Wenn man sich nach und nach dieser Nürnberger Truppe und deren ersten Full-Length CD hingibt, kommt man unweigerlich zum Schluss, dass die Progressive Metal Gemeinde kurz vor Jahres- und Gedankenwechsel noch einmal wach gerüttelt werden muss. Das bereits im Februar still klamm heimlich veröffentliche Fabelwerk ging auch fast an mir vorbei, und das wäre jammerschade gewesen, zumal dieses Generation Prog Label erst im Begriff ist, das Fundament zu errichten. Wann die anstehenden Releases nur annähernd so gelungen klingen wie das Label-Debüt
"Coma Ghosts", dann können wir uns auf was gefasst machen.
Die darauf enthaltenden Songs – sechs an der Zahl – bieten jedenfalls erstklassige Phonkost. Weder gibt es die profanen Strophe-Brigde-Chorus Standards, noch braucht man sich völlig diffusen Songstrukturen opfern. Betrachtet man obendrein das Artwork, lässt sich die latente Grundstimmung von
"Coma Ghosts" problemlos heraus filtern: Melancholie und Isolation. Der Geist des Komapatienten schlummert aber nur bedingt. Denn die Aggressivität in Form thrashiger Vorstöße bringt gewissenmaßen eine Dynamik ins Geschehen, die ein ums andere Mal den Hörer staunend zurück lässt. Mit Ausnahme vom ruhigen Instrumental
"Undercoat", das unter drei Minuten angesiedelt ist, bewegen
Effloresce ihren mystisch angehauchten Mammut-Prog-Metal meist in Überlänge. Nicht nur des Gesangs wegen seien Kaperzunder wie
Aghora oder
To-Mera als Referenz genannt.
Schon der Opener
"Crib" zeigt auf, wie galant
Effloresce zwischen den frühen
The Gathering, zahmen
Dream Theater und den klasssichen
Opeth ihren mächtigen Kahn navigieren. Zieht man das zweite Stück
"Spectre Pt. I Zoryas Dawn" (welches immerhin auf 10:34 kommt) heran, muss man der Kapelle spätestens jetzt eines attestieren, nämlich, dass man mannigfaltige Arrangements souverän - sprich: fliessend - zu kombinieren weiß. Alleine das niederstreckende Break bei Marke 1:00 ist sowas von geil, wonach man förmlich süchtig werden muss. Die aufgeigende Riff-Armada erinnert zudem an das Schweizer Trio
Coroner. Natürlich haftet den Nordbayern alleine wegen Nicki Webers Engelsstimme ein gewisser Gothic-Touch an, doch solange ihr Timbre in diesem Song-orientierten Kontext schwingt, sieht der Hörer über die kurzen Röchel-Anflüge im ebenso gelungenen Midtempo Stück
"Pavement Canvas" hinweg. Hätte man (bzw. Frau) darauf verzichtet, es wäre niemanden abgegangen.

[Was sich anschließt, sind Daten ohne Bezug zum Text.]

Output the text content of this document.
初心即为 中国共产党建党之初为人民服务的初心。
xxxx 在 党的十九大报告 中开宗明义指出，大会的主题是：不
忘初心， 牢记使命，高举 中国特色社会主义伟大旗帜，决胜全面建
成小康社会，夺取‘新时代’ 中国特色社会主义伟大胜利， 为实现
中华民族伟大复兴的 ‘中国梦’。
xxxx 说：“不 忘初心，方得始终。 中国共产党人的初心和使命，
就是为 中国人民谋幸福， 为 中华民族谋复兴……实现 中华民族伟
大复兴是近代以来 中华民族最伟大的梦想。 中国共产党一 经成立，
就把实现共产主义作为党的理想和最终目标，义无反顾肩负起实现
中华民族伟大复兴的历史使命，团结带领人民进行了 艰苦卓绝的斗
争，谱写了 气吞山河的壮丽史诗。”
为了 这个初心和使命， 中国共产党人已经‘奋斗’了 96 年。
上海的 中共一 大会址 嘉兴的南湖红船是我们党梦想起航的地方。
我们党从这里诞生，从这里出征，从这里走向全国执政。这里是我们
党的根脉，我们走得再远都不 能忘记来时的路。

Dennoch: Hier frisst sich fast jeder Ton tief unter die Haut, so auch die berauschende Ballade
"Swimming Through Deserts" samt ihren verträumten und äußerst samtig gezockten Akkorden. Beim abschließenden Sechszehnminüter
"Shuteye Wanderer" wurden alle genannten und nicht genannten Attribute dieser außergewöhnlichen Kapelle beeindruckend gebündelt: von epischen Bombastklängen über Flöteneinsätze bis zu den perfekt dosierten Blastbeat-Attacken hin ist alles vor Ort, was nicht nur das verwöhnte Prog-Metaller Herz begehrt. Und ja: den etwas selten benützten Terminus „grenzgenial“ grabe ich für solch eine monumentale Heldentat gerne wieder aus.

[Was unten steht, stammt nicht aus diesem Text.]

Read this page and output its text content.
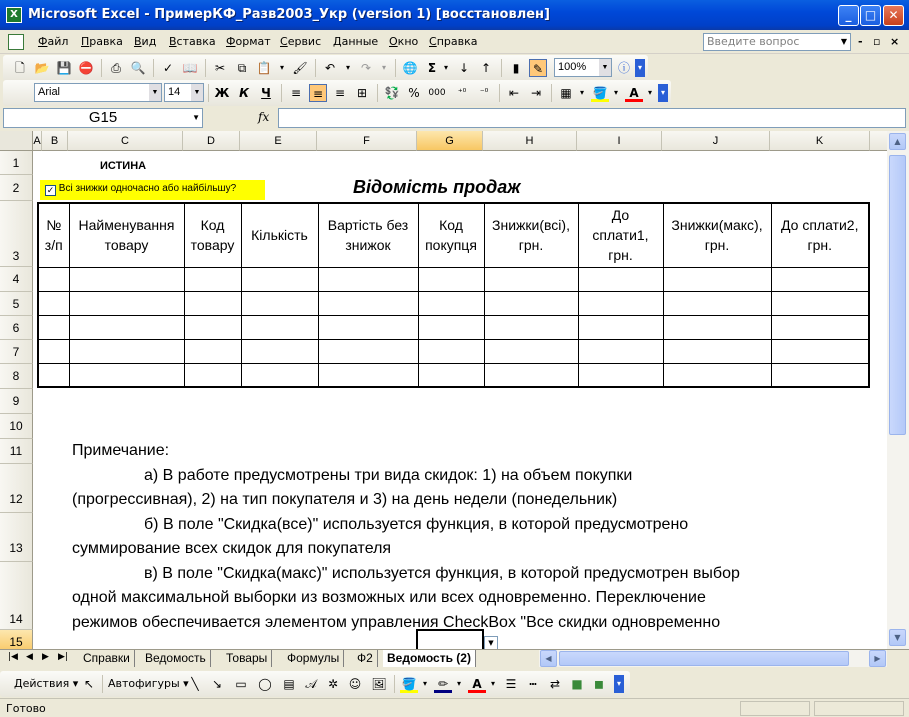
X Microsoft Excel - ПримерКФ_Разв2003_Укр (version 1) [восстановлен]	_	□	✕
Файл Правка Вид Вставка Формат Сервис Данные Окно Справка	Введите вопрос	▼ - ▫ ×
🗋 📂 💾 ⛔	⎙ 🔍	✓ 📖	✂	⧉ 📋	▾ 🖌	↶	▾ ↷	▾ 🌐 Σ ▾ ↓ ↑	▮	✎	100%	▼ ⓘ ▾
Arial	▼ 14	▼ Ж К	Ч	≡ ≡ ≡ ⊞	💱 % 000	⁺⁰	⁻⁰	⇤ ⇥	▦	▾ 🪣 ▾ A	▾	▾
G15	▼	fx
A B	C	D	E	F	G	H	I	J	K
1
2
3
4
5
6
7
8
9
10
11
12
13
14
15
ИСТИНА
✓ Всі знижки одночасно або найбільшу?	Відомість продаж
№
з/п	Найменування
товару	Код
товару	Кількість	Вартість без
знижок	Код
покупця	Знижки(всі),
грн.	До
сплати1,
грн.	Знижки(макс),
грн.	До сплати2,
грн.

Примечание:
а) В работе предусмотрены три вида скидок: 1) на объем покупки
(прогрессивная), 2) на тип покупателя и 3) на день недели (понедельник)
б) В поле "Скидка(все)" используется функция, в которой предусмотрено
суммирование всех скидок для покупателя
в) В поле "Скидка(макс)" используется функция, в которой предусмотрен выбор
одной максимальной выборки из возможных или всех одновременно. Переключение
режимов обеспечивается элементом управления CheckBox "Все скидки одновременно
▼
▲
▼
|◀ ◀ ▶ ▶|	Справки	Ведомость	Товары	Формулы	Ф2	Ведомость (2)	◀	▶
Действия ▾ ↖	Автофигуры ▾ ╲	↘	▭ ◯ ▤ 𝒜 ✲ ☺ 🖼 🪣 ▾ ✏	▾ A	▾ ☰	┅	⇄ ■ ◼	▾
Готово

Multipliziert man das intelligent gestrickte Songwriting mit den filigranen Raffinessen dieser noch relativ unbekannten Kunstschmiede, kommt man um ein dickes Kompliment sowieso nicht herum. Addiert man den superben Mix von Produzentenlegende Dan Swanö (
Edge of Sanity,
Nightingale) noch hinzu, verdichtet sich der Gedanke, dass dem Quintett vom Weißwurst Äquator noch eine ganz große Karriere bevor steht. Wenn auch mit Verspätung: Eine DER Überraschungen des Jahres!